Protesters destroy an American flag pulled down from the U.S. Embassy in Cairo.

CAIRO/TRIPOLI: Protesters in Egypt and Libya assaulted the American missions Tuesday over what they said was a film being produced in the U.S. that insulted the Prophet Mohammad.

Egyptians scaled the walls of the U.S. Embassy in Cairo, tearing down the American flag and burning it, while an armed mob in Benghazi attacked the U.S. consulate and set fire to the building.

In place of the U.S. flag, the protesters in Cairo tried to raise a black flag with the words “There is no God but God, and Mohammad is his messenger,” a Reuters witness said.

Once the U.S. flag was hauled down, some protesters tore it up and showed off pieces to television cameras.

Many Muslims consider any depiction of the Prophet to be offensive.

One protester – 19-year-old Ismail Mahmoud, and a member of the so-called “ultras” football supporters who played a big role in the uprising that brought down Hosni Mubarak last year – called on President Mohammad Mursi, Egypt’s first civilian president and an Islamist, to take action, without giving details of the film that angered him or other protesters.

About 20 people stood on top of the embassy wall, while about 2,000 protesters gathered outside. The demonstrators were mainly supporters of Islamist groups or “ultras” youths.

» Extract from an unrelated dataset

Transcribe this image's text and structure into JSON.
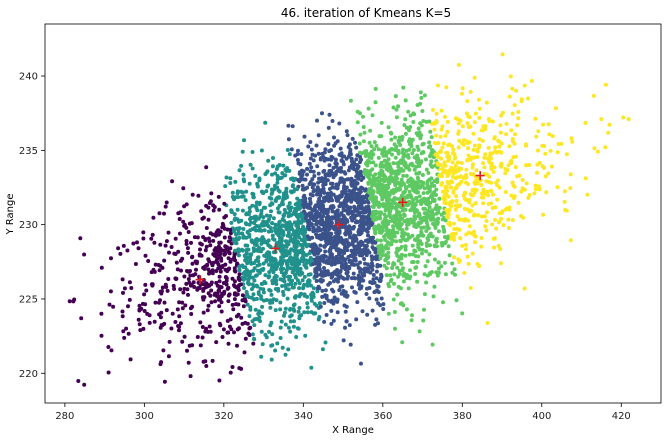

U.S. State Department spokeswoman Victoria Nuland in Washington said the embassy’s wall was breached and the flag removed. “We are obviously working with Egyptian security to try to restore order at the embassy and to work with them to try to get the situation under control.”

Following the protest, Egypt’s Foreign Ministry said it was committed to giving all embassies protection.

The U.S. Embassy had put out a statement earlier Tuesday condemning “misguided individuals” who hurt the religious feelings of Muslims or followers of other religions.

A version of this article appeared in the print edition of The Daily Star on September 12, 2012, on page 1.